Девушки на пир в честь гостей не остались, сославшись на усталость, – их отправили на ночлег в один из домов. Зато дружинники, несколько дней проведшие в седле и ночевавшие под открытым небом, охотно сели за пиршественный стол. После нескольких чар душистой медовухи завязалась приязненная беседа, и Радогост спросил Давида о цели путешествия.
– Ездили проведать воеводу псковского, – ответил армянин. – Князь Хельгер, хоть и сидит на столе в Киеве, а о северных землях не забывает.
– Оно и славно, – заметил Радогост. – С той поры, как Олег над Русью князем стал, и в нашей земле спокойнее стало. Раньше, бывало, ливы да варяги незваными гостями забредали, имение наше пограбить, а теперь присмирели. Имя Олега их отпугивает. А нам это в радость. Меньше воевать, больше трудиться стали.
– Это хорошо, – согласился Давид.
– Вы ныне по нашим исконным землям идете, до самого Себежа и далее. Коли надо, могу проводников дать. Но сначала погостите у меня денек-другой.
– Рад бы, отец, да не могу, – покачал головой Давид. – Через три дня должен быть в Себеже, а далее в Полоцк отправляться потребно. Служба княжеская.
– Служба дело важное. – Радогост дал знак наполнить корцы медом. – Гостям мы завсегда рады, коли с миром они пришли. А торопиться вам не след. От Курпатова до Себежа дорогой на полдень восемьдесят верст будет, а если по прямой, через Полчев ехать, то полста верст от силы. В два дня пеший осилит, а уж вы одвуконь и вовсе за день доберетесь.
– Что-то не слышал я об этой дороге, – покачал головой Влад Вороня. – Лесом она, что ли, идет?
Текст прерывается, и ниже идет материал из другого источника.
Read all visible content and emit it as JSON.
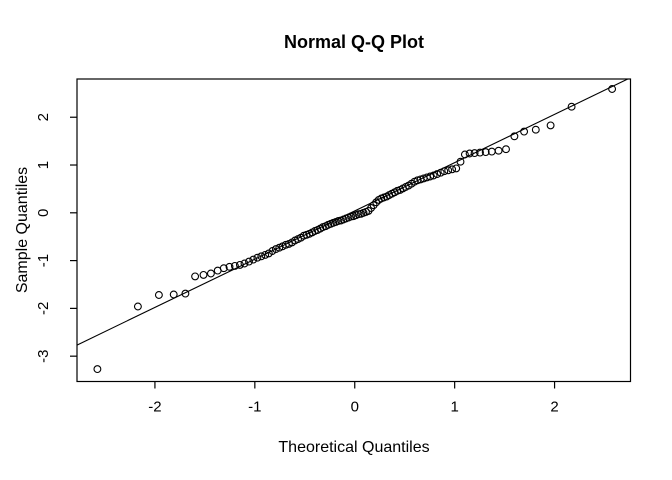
{
  "chart_data": {
    "type": "scatter",
    "title": "Normal Q-Q Plot",
    "xlabel": "Theoretical Quantiles",
    "ylabel": "Sample Quantiles",
    "xlim": [
      -2.78,
      2.76
    ],
    "ylim": [
      -3.53,
      2.8
    ],
    "x_ticks": [
      -2,
      -1,
      0,
      1,
      2
    ],
    "y_ticks": [
      -3,
      -2,
      -1,
      0,
      1,
      2
    ],
    "grid": "off",
    "legend": "none",
    "n_points": 100,
    "marker": "open-circle",
    "color": "#000000",
    "reference_line": {
      "intercept": 0.04,
      "slope": 1.01
    },
    "x": [
      -2.576,
      -2.17,
      -1.96,
      -1.812,
      -1.695,
      -1.598,
      -1.514,
      -1.44,
      -1.372,
      -1.311,
      -1.254,
      -1.2,
      -1.15,
      -1.103,
      -1.058,
      -1.015,
      -0.974,
      -0.935,
      -0.896,
      -0.86,
      -0.824,
      -0.789,
      -0.755,
      -0.722,
      -0.69,
      -0.659,
      -0.628,
      -0.598,
      -0.568,
      -0.539,
      -0.51,
      -0.482,
      -0.454,
      -0.426,
      -0.399,
      -0.372,
      -0.345,
      -0.319,
      -0.292,
      -0.266,
      -0.24,
      -0.215,
      -0.189,
      -0.164,
      -0.138,
      -0.113,
      -0.088,
      -0.063,
      -0.038,
      -0.013,
      0.013,
      0.038,
      0.063,
      0.088,
      0.113,
      0.138,
      0.164,
      0.189,
      0.215,
      0.24,
      0.266,
      0.292,
      0.319,
      0.345,
      0.372,
      0.399,
      0.426,
      0.454,
      0.482,
      0.51,
      0.539,
      0.568,
      0.598,
      0.628,
      0.659,
      0.69,
      0.722,
      0.755,
      0.789,
      0.824,
      0.86,
      0.896,
      0.935,
      0.974,
      1.015,
      1.058,
      1.103,
      1.15,
      1.2,
      1.254,
      1.311,
      1.372,
      1.44,
      1.514,
      1.598,
      1.695,
      1.812,
      1.96,
      2.17,
      2.576
    ],
    "y": [
      -3.27,
      -1.96,
      -1.72,
      -1.71,
      -1.69,
      -1.33,
      -1.3,
      -1.27,
      -1.21,
      -1.16,
      -1.13,
      -1.11,
      -1.09,
      -1.06,
      -1.02,
      -0.98,
      -0.94,
      -0.91,
      -0.88,
      -0.85,
      -0.8,
      -0.76,
      -0.73,
      -0.7,
      -0.67,
      -0.65,
      -0.62,
      -0.58,
      -0.55,
      -0.52,
      -0.48,
      -0.46,
      -0.44,
      -0.41,
      -0.38,
      -0.36,
      -0.33,
      -0.3,
      -0.28,
      -0.25,
      -0.23,
      -0.21,
      -0.19,
      -0.17,
      -0.16,
      -0.14,
      -0.12,
      -0.1,
      -0.08,
      -0.07,
      -0.05,
      -0.03,
      -0.02,
      0.0,
      0.02,
      0.04,
      0.1,
      0.16,
      0.22,
      0.27,
      0.3,
      0.32,
      0.34,
      0.37,
      0.4,
      0.43,
      0.46,
      0.48,
      0.51,
      0.54,
      0.57,
      0.61,
      0.65,
      0.68,
      0.7,
      0.72,
      0.74,
      0.76,
      0.78,
      0.81,
      0.84,
      0.87,
      0.89,
      0.91,
      0.93,
      1.07,
      1.22,
      1.24,
      1.25,
      1.26,
      1.27,
      1.28,
      1.3,
      1.33,
      1.6,
      1.7,
      1.74,
      1.83,
      2.22,
      2.59
    ]
  }
}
– Лесом, – кивнул Радогост. – Не сомневайся, боярин, дорога эта проезжая, болот поблизости от нее нет. Да и в Полчеве вас с почетом примут, отдохнете. Там брательник мой живет, Молибог. Большое селище, не меньше нашего будет. Да вы ешьте, сейчас велю еще чего-нито подать!
– Так ты говоришь, старшой, что дорога через Полчев короче будет? – подал голос до сих пор молчавший Ворш.
– Говорю же, короче, – с легким раздражением ответил Радогост. – И легче, мыслю. Так, как вы собрались ехать, вам все по буеракам да болотистым низинам придется ехать, девиц своих мучить не нужно. Неино лошадей потеряете – копыта сотрут по камням либо в трясине увязнут.
– Так мы этой дорогой в Псков ехали, – возразил Вороня.
– Когда то было? Две-три седьмицы тому? Тогда дорога суше была. А тут дожди шли, все раскисло. Хотя дело ваше, езжайте, как задумали.
– Поглядим еще, – произнес Ворш.
– Поглядите, – уже мягче сказал старейшина. – Отдохнете у меня в Курпатове, в бане попаритесь, отоспитесь, а там и рассудите.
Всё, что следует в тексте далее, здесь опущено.